Tag: selinux

Discourse in Docker on Fedora 32

I had to make a few tweaks in order to run the Discourse base Docker image. First, I got the following very clear error:

discourse docker this version of runc doesn't work on cgroups v2: unknown

I had to switch from cgroupv2 to cgroup

grubby --update-kernel=ALL --args="systemd.unified_cgroup_hierarchy=0"

At which point I was at least able to run through the configuration. This yielded an access denied error attempting to create /shared/postgres:

Configuration file at updated successfully!

Updates successful. Rebuilding in 5 seconds.
Building app
Ensuring launcher is up to date
Fetching origin
Launcher is up-to-date
cd /pups && git pull && /pups/bin/pups --stdin
Already up to date.
I, [2020-08-11T18:15:03.664400 #1] INFO -- : Loading --stdin
I, [2020-08-11T18:15:03.672609 #1] INFO -- : > locale-gen $LANG && update-locale
I, [2020-08-11T18:15:03.746912 #1] INFO -- : Generating locales (this might take a while)...
Generation complete.

I, [2020-08-11T18:15:03.747838 #1] INFO -- : > mkdir -p /shared/postgres_run
mkdir: cannot create directory ‘/shared/postgres_run’: Permission denied
I, [2020-08-11T18:15:03.754890 #1] INFO -- :

FAILED
--------------------
Pups::ExecError: mkdir -p /shared/postgres_run failed with return #<Process::Status: pid 21 exit 1>
Location of failure: /pups/lib/pups/exec_command.rb:112:in `spawn'
exec failed with the params "mkdir -p /shared/postgres_run"
d98ee8471413ad77ab27ed3506f12c5c94a2b6902622faf4d88d5dbb51a10f63
** FAILED TO BOOTSTRAP ** please scroll up and look for earlier error messages, there may be more than one.
./discourse-doctor may help diagnose the problem.

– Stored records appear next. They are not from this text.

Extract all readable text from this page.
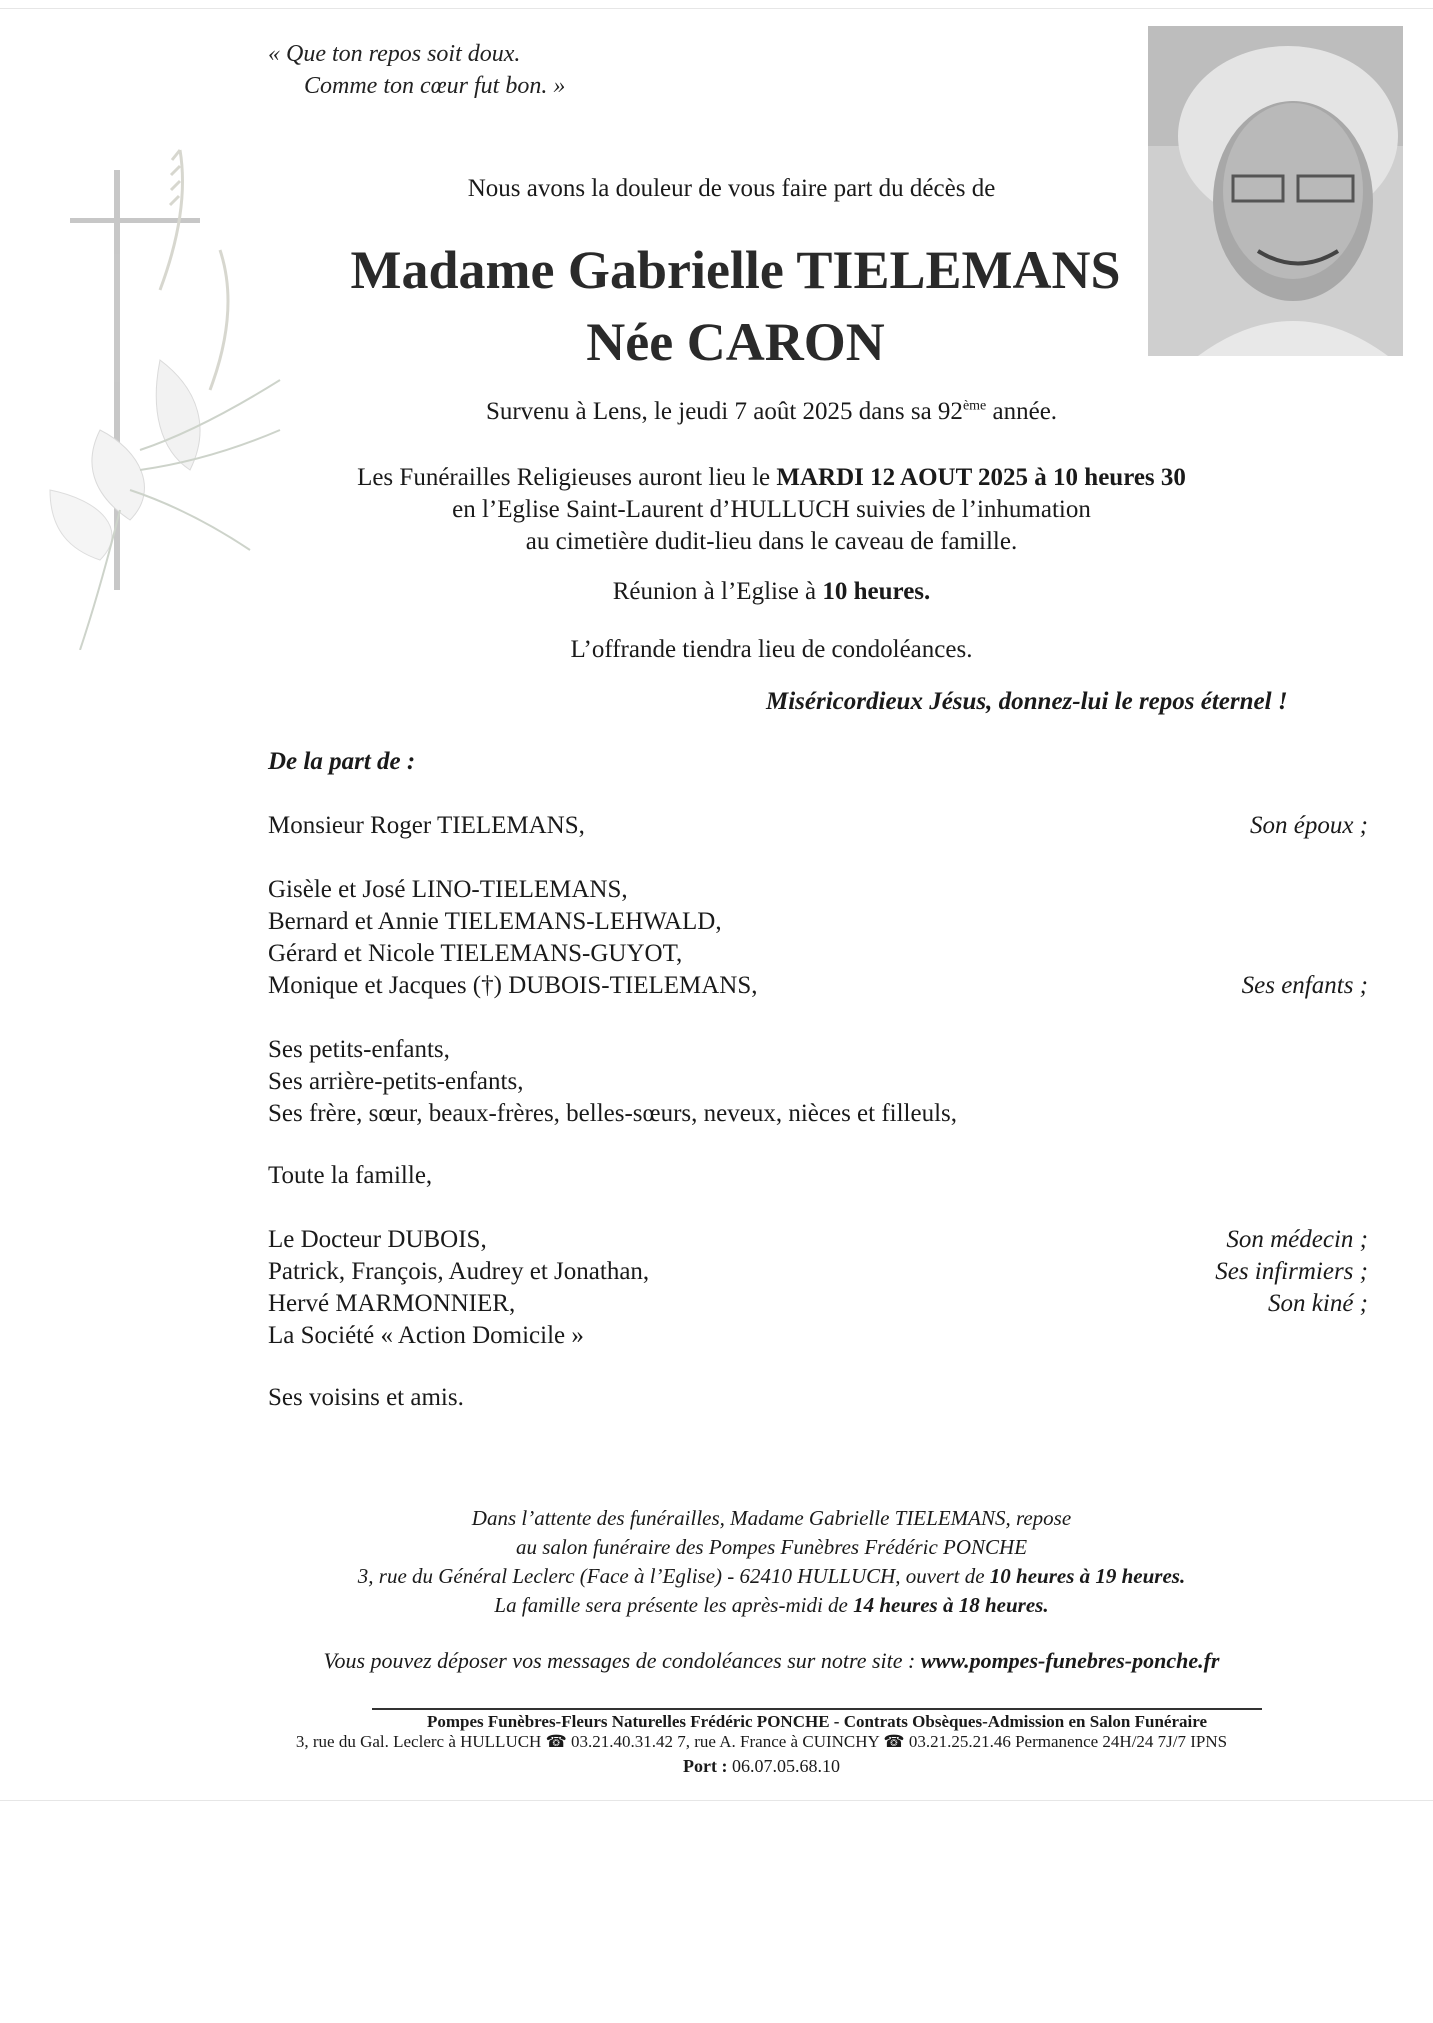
« Que ton repos soit doux.
Comme ton cœur fut bon. »
Nous avons la douleur de vous faire part du décès de
Madame Gabrielle TIELEMANS
Née CARON
Survenu à Lens, le jeudi 7 août 2025 dans sa 92ème année.
Les Funérailles Religieuses auront lieu le MARDI 12 AOUT 2025 à 10 heures 30
en l’Eglise Saint-Laurent d’HULLUCH suivies de l’inhumation
au cimetière dudit-lieu dans le caveau de famille.
Réunion à l’Eglise à 10 heures.
L’offrande tiendra lieu de condoléances.
Miséricordieux Jésus, donnez-lui le repos éternel !
De la part de :
Monsieur Roger TIELEMANS,	Son époux ;
Gisèle et José LINO-TIELEMANS,
Bernard et Annie TIELEMANS-LEHWALD,
Gérard et Nicole TIELEMANS-GUYOT,
Monique et Jacques (†) DUBOIS-TIELEMANS,	Ses enfants ;
Ses petits-enfants,
Ses arrière-petits-enfants,
Ses frère, sœur, beaux-frères, belles-sœurs, neveux, nièces et filleuls,
Toute la famille,
Le Docteur DUBOIS,	Son médecin ;
Patrick, François, Audrey et Jonathan,	Ses infirmiers ;
Hervé MARMONNIER,	Son kiné ;
La Société « Action Domicile »
Ses voisins et amis.
Dans l’attente des funérailles, Madame Gabrielle TIELEMANS, repose
au salon funéraire des Pompes Funèbres Frédéric PONCHE
3, rue du Général Leclerc (Face à l’Eglise) - 62410 HULLUCH, ouvert de 10 heures à 19 heures.
La famille sera présente les après-midi de 14 heures à 18 heures.
Vous pouvez déposer vos messages de condoléances sur notre site : www.pompes-funebres-ponche.fr
Pompes Funèbres-Fleurs Naturelles Frédéric PONCHE - Contrats Obsèques-Admission en Salon Funéraire
3, rue du Gal. Leclerc à HULLUCH ☎ 03.21.40.31.42 7, rue A. France à CUINCHY ☎ 03.21.25.21.46 Permanence 24H/24 7J/7 IPNS
Port : 06.07.05.68.10
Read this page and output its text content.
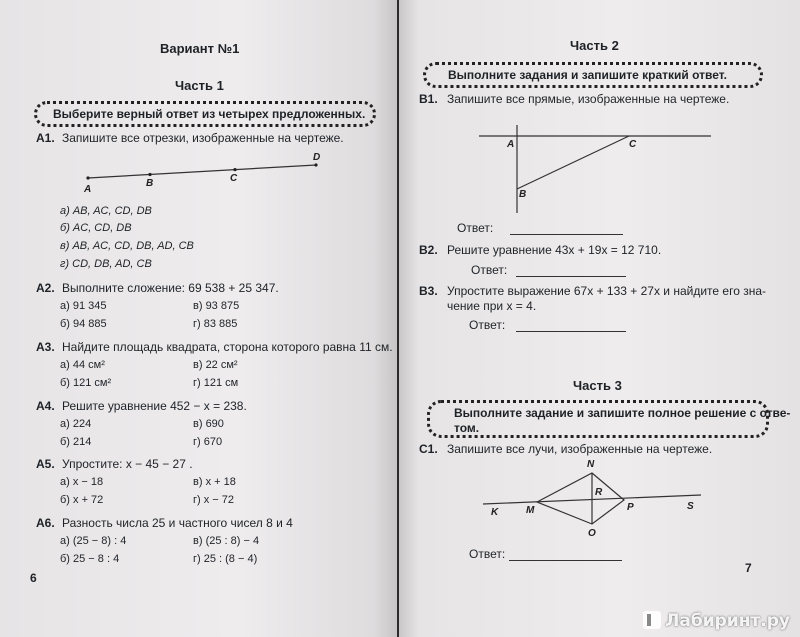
Вариант №1
Часть 1
Выберите верный ответ из четырех предложенных.
А1. Запишите все отрезки, изображенные на чертеже.
A
B	C
D
а) AB, AC, CD, DB
б) AC, CD, DB
в) AB, AC, CD, DB, AD, CB
г) CD, DB, AD, CB
А2. Выполните сложение: 69 538 + 25 347.
а) 91 345	в) 93 875
б) 94 885	г) 83 885
А3. Найдите площадь квадрата, сторона которого равна 11 см.
а) 44 см²	в) 22 см²
б) 121 см²	г) 121 см
А4. Решите уравнение 452 − x = 238.
а) 224	в) 690
б) 214	г) 670
А5. Упростите: x − 45 − 27 .
а) x − 18	в) x + 18
б) x + 72	г) x − 72
А6. Разность числа 25 и частного чисел 8 и 4
а) (25 − 8) : 4	в) (25 : 8) − 4
б) 25 − 8 : 4	г) 25 : (8 − 4)
6
Часть 2
Выполните задания и запишите краткий ответ.
В1. Запишите все прямые, изображенные на чертеже.
A	C
B
Ответ:
В2. Решите уравнение 43x + 19x = 12 710.
Ответ:
В3. Упростите выражение 67x + 133 + 27x и найдите его зна-
чение при x = 4.
Ответ:
Часть 3
Выполните задание и запишите полное решение с отве-
том.
С1. Запишите все лучи, изображенные на чертеже.
N
R
K	M	P	S
O
Ответ:
7
Лабиринт.ру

Gut was that I encountered an SELinux problem. Turns out I was right. There’s a lot of reading you can do about SELinux and Docker — this, for one — but the quick and simple solution is to run the docker container in privileged mode (note: this may not be a good idea in your specific scenario. understand what privileged mode is and the risks it entails). To do so, edit the launcher script (/var/discourse/launcher in my case) and add  “–privileged” to user_args:

And finally (and this may well be a RTFM thing) — you’ve got to have your public DNS set up & whatever firewall rules to get traffic to the http:// website you are trying to build in order to use the LetsEncrypt SSL cert and configure HTTPS. It uses the file-based verification (i.e. create a file named xyz in /path/to/xyz.whatever on your web server, lets encrypt grabs the file and verifies it exists) which fails quite spectacularly when the Internet at large cannot access your about-to-be-a-discourse-server.